Logan est devenu un être normal : paysan, il essaie de subsister entre les problèmes d’argent et les gangs. Mais pour régler ses dettes, il se voit obliger d’accepter une mission de transport au travers des Etats-Unis, au coté du vieil Oeil-de-Faucon devenu aveugle. Et il s’est fait une promesse : plus jamais ses instinct violents ne parleront…

 

Clairement, Old Man Logan est un What If? (voir l’article sur Red Son), qui prendrait place dans un des futurs possibles comme dans Age of Apocalypse. Mais en dehors de cette évidence, il est très difficile de classer cet opus : pas vraiment un récit de super-héros, ceux-ci ayant une place finalement mineure dans l’histoire, ne vivant pratiquement plus que dans les mémoires. L’univers, prenant place dans des States complétement ravagés, s’inspire clairement des histoires post-apocalyptiques existantes, montrant de fortes ressemblances avec Fallout et Mad Max, avec ses gangs de punks et son monde privé de technologie. L’histoire, avec un Logan obligé d’accepter une mission d’escorte dans le but de récupérer l’argent indispensable à sa survie et à celle de sa famille, rappelle les grands westerns époque Sergio Leone. L’ouverture et la conclusion de l’aventure sont d’ailleurs emblématiques de ce style, jouant sur le coté cow-boy solitaire que Logan a toujours eu.

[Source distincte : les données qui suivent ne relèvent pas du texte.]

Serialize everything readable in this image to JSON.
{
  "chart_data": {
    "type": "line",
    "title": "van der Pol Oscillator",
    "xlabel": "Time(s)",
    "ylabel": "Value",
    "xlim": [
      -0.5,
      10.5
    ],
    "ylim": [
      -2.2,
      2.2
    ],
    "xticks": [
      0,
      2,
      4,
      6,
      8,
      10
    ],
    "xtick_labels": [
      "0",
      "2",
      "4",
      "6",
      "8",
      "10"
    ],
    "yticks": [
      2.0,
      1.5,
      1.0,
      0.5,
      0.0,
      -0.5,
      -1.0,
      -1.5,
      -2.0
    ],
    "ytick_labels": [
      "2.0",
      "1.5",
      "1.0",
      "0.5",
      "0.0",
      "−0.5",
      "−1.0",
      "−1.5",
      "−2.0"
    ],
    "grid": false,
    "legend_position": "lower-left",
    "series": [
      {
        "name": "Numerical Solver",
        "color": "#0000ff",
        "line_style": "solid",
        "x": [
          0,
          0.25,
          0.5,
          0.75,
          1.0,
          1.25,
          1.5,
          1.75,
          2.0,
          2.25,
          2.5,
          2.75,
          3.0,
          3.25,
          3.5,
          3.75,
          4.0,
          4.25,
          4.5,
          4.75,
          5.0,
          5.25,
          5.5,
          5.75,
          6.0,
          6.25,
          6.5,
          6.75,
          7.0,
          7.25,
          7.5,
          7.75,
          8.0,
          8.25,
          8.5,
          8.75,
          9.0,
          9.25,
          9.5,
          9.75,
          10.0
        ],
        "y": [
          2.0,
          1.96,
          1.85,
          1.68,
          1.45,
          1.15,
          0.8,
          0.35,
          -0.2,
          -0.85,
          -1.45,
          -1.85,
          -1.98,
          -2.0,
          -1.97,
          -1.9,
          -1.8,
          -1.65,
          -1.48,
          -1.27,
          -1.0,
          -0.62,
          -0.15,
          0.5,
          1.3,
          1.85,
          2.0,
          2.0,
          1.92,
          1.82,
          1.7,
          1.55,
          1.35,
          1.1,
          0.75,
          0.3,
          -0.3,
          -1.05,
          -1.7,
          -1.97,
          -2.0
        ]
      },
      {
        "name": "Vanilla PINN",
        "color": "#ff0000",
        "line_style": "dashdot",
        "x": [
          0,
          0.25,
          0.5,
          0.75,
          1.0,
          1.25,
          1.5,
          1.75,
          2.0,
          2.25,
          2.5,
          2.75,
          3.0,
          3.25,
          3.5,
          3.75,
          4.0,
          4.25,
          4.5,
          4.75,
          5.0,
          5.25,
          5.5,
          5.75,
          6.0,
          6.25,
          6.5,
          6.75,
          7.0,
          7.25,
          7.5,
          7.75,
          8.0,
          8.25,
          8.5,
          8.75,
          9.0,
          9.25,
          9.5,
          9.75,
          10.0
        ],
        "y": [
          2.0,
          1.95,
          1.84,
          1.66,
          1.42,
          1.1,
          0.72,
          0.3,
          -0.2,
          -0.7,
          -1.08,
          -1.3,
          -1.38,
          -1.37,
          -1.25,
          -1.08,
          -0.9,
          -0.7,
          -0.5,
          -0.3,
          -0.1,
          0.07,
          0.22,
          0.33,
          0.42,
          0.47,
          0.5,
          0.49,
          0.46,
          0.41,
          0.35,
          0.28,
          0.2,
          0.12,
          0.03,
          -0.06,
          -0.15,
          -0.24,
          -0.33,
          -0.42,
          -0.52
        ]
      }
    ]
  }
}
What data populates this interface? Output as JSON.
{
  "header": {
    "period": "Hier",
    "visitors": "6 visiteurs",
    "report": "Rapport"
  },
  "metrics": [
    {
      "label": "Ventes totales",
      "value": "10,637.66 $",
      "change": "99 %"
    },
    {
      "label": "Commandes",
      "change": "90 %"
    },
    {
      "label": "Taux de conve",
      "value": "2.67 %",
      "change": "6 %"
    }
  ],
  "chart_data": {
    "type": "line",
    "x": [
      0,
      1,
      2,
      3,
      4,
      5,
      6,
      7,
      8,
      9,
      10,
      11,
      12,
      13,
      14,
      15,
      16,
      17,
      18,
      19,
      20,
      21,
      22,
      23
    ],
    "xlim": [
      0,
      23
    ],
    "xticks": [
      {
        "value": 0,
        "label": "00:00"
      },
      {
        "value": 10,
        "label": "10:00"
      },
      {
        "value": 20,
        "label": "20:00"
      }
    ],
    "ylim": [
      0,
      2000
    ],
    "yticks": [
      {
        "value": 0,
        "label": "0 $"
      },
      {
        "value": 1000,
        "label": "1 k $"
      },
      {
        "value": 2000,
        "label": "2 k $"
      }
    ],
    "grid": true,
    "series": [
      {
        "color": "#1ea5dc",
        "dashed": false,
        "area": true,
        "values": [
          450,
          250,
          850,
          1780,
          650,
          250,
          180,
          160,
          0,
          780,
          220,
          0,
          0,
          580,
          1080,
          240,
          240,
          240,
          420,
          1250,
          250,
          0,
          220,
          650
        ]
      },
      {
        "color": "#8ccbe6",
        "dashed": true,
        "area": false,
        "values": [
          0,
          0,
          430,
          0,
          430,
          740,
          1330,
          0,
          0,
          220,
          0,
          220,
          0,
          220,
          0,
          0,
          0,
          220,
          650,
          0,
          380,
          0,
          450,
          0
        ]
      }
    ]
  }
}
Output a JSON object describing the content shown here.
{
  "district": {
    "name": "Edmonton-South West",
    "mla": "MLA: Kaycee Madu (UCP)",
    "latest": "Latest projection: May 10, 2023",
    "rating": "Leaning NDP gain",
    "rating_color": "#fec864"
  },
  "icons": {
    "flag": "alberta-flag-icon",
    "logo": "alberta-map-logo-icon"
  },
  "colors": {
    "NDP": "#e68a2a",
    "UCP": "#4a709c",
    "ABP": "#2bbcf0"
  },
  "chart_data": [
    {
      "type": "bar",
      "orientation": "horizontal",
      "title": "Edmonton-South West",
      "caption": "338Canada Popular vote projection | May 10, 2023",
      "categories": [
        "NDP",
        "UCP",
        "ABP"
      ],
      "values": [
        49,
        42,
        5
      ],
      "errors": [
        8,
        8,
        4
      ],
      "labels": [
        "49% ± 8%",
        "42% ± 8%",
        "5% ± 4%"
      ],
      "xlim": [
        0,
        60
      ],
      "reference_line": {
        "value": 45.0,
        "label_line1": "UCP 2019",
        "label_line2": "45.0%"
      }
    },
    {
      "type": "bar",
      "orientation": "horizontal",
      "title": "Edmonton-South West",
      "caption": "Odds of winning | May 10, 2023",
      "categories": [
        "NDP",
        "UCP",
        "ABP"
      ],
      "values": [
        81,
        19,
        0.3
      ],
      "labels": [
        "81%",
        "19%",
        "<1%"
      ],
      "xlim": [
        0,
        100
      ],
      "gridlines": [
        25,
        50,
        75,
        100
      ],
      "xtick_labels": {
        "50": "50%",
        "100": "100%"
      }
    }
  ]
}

Et c’est ce mélange des genres qui est une vraie force de Old Man Logan, on jongle constamment entre les ambiances, entre les références. On ne sait jamais vraiment quel chemin va suivre le récit, si la prochaine rencontre va replonger le héros dans ses doutes, ou si l’histoire va s’enfoncer un peu plus dans ce coté « univers ravagé ». Rares sont les moments de repos où la tension retombe, et on suit vraiment avec impatience le trajet de Logan et de son acolyte. Comme dans tous les récits de Millar, l’ambiance est particulièrement travaillée donc, et au service d’un scénario sanglant : si Logan est en retrait du fait de son vœu de non-violence, cela ne l’empêche pas d’en prendre plein la tronche. Perdu au milieu de gangs dirigés par les « héritiers » des villains emblématiques, le chemin sera long et difficile pour espérer s’en sortir, et de nombreux personnages y laisseront la vie…

N’espérez pas voir Wolverine dans cet arc, ou alors très peu. Comme son nom l’indique, c’est Logan qui est au centre de l’histoire, un Logan vraiment humain, qui a tiré un trait sur son ancienne carrière de super-héros et qui tente de réfréner sa nature profonde. Reniant l’animal en lui, il n’aspire qu’à vivre simplement, mettant toute sa violence derrière lui. Un choix évidemment risqué compte tenu du nombre de fans qu’à Wolverine, mais qui est tenu avec brio. On s’attache encore plus que d’habitude à Logan, on vit vraiment l’aventure à ses cotés, partageant ses doutes, comprenant ses émotions. Le coté irrévérencieux de Millar est ainsi laissé plus au moins de coté, la provocation étant l’un des traits marquants de Wolverine et non de Logan, laissant l’auteur se concentrer sur le coté psychologique du personnage. Malheureusement, on tourne relativement vite en rond, Logan répétant page après page son désir de ne plus partir au combat, enfermé dans son mutisme. Ce n’est que lorsque les nombreux flashbacks auront livré la vérité sur la fameuse nuit fatale que sa langue de déliera, et que Logan partagera avec le lecteur ses ressentiments et sa douleur, insistant volontiers sur le regard pessimiste du personnage.

Les second-rôles ne sont pas en reste : on redécouvre au fil des chapitres des « nouvelles » versions de personnages connus, le temps bien souvent de quelques pages, tous surprenants. Et c’est au travers de ces protagonistes qu’apparaît l’un des défauts majeurs de l’aventure : sa rapidité. Comme souvent, le rythme imprimé à la narration oblige à passer rapidement sur la plupart des événements, alors que certains auraient mérité un peu plus de détails. La fin arrive beaucoup beaucoup trop vite, et on se serait bien attardé un peu plus dans cet univers pour en découvrir tous les aspects. L’autre gros défaut de l’histoire est sa double-fin: l’arc principal se termine de façon magistrale, avec un dernier chapitre jouant sur le fan-service, une conclusion inattendue et

PETIT SPOILER (surlignez pour faire apparaître le texte)

le retour d’un Wolverine enragé prêt à en découdre pour réaliser sa vengeance

FIN DU SPOILER

Alors pourquoi la gâcher avec un chapitre supplémentaire clairement réalisé pour sa violence extrême, presque à l’opposé de ce qui a été conté durant tout le récit et qui surtout n’apporte pas grand chose à par la réalisation concrète de la vengeance? Une vraie déception tant ce que je considère comme la véritable fin était réaliste et cohérente avec l’ambiance western du titre, clôturant l’arc avec ses deux superbes double pages attendues…

Au dessin, Mc Niven, déjà associé à Millar sur Némésis par exemple, réalise une très bonne prestation. Ses décors sont tous simplement fabuleux, fourmillant de détails et de références à Marvel, et ses gros plans sont tous très bien maîtrisés. Un petit bémol sur ses plans larges, où comme souvent, la baisse de qualité se fait cruellement sentir, les expressions étant limitées et pas toujours très marquées. Un dessin très dynamique qui colle parfaitement à l’aventure et qui l’enrichit vraiment.

Old Man Logan est une vraie réussite, malheureusement un brin gâchée par son épilogue raté et sa rapidité à relater les faits. Mais pour son ambiance et sa « relecture » du personnage, il vaut vraiment vraiment le coup d’être découvert.